The decision to manufacture or partner entails a fairly large investment. Prior to making this move the Client required answers to critical questions, such as:

  • What is the current and projected size of the market?
  • How can the Client differentiate its offering from the competition
  • Would customers entertain another supplier?
  • Is it better to manufacture or engage in a private label agreement for the product?

Before implementing any strategic re-alignment, the Client turned to RSR Marketing Solutions (“RSR”) for assistance in gaining a fact-based assessment of the market and competitive landscape of other key market segments.
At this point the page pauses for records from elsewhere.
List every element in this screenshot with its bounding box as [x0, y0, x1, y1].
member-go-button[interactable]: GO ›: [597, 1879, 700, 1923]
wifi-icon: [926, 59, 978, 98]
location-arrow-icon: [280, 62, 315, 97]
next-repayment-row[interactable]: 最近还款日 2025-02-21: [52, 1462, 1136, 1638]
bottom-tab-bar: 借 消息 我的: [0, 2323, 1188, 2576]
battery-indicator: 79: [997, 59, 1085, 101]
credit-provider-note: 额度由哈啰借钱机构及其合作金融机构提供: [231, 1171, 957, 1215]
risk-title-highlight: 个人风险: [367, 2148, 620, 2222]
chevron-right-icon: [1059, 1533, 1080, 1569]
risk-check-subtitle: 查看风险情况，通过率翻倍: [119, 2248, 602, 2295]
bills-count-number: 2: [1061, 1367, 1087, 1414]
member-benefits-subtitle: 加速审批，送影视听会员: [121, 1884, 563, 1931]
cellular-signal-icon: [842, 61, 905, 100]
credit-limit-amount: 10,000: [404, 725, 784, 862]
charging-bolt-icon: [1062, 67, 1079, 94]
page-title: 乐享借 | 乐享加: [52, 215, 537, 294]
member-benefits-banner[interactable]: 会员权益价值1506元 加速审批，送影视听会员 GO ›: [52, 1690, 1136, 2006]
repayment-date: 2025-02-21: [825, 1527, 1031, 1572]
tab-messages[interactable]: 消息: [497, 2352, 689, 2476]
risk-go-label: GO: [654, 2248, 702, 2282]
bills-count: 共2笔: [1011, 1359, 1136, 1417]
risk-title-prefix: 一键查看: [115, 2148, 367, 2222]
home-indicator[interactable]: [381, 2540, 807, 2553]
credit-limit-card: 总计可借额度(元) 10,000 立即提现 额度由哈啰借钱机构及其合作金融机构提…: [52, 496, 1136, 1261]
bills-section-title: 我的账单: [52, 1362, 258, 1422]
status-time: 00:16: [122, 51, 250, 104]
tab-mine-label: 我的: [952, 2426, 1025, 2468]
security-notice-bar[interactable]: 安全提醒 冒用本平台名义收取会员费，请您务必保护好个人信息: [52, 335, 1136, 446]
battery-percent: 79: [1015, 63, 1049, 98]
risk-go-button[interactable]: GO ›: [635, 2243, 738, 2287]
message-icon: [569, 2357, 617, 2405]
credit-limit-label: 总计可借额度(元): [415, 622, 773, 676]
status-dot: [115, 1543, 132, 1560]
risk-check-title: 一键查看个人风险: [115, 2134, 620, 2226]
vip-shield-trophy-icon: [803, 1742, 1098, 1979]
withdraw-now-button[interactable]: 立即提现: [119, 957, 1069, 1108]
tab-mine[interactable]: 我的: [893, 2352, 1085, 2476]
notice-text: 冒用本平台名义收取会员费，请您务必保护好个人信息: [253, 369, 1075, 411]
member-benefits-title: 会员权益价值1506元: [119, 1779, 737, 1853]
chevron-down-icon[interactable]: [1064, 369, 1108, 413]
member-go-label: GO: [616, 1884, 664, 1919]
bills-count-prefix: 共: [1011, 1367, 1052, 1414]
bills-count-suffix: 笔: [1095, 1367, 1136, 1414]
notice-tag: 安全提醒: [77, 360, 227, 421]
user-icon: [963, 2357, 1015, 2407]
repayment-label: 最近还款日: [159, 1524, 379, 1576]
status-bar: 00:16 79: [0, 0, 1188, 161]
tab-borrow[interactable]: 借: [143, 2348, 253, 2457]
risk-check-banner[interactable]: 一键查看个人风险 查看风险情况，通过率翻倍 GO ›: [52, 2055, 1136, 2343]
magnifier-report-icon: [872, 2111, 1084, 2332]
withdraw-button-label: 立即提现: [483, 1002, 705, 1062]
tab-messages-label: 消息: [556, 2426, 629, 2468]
Overview of RSR Engagement

Project Objective

To aid the Client in re-prioritizing vertical market segments to pursue based on key criteria.

RSR Approach

Market Analysis

  1. Estimate the market size for each vertical market and segment the markets further to match the Client’s product portfolio.
  2. Estimate market shares and assess the competitive intensity in each of the segments of interest.
  3. Forecast growth rates and understand key growth drivers for each segment.

Customer Analysis

  1. Understand key purchase decision factors for each market segment relative to the Client’s product line.
  2. Assess customer loyalty and determine under what circumstances are customers receptive to evaluating another supplier.

Results

Key Study Findings

  1. Prioritized the vertical market segments of interest for the Client based on their relative size, growth prospects and competitive intensity.
  2. Identified a segment of the market that appeared to have room for another qualified supplier.
  3. Discovered an underserved market segment in which the Client’s share was lower than originally believed.

RSR Recommendations

  1. Recommended that the Client divert business development resources to both the faster-growing segment and the underserved segment.
  2. Identified necessary product and sales channel modifications needed to gain share in the newly targeted market segments.
  3. Recommended a staged implementation plan to focus on the most attractive geographic segments of the newly targeted vertical markets.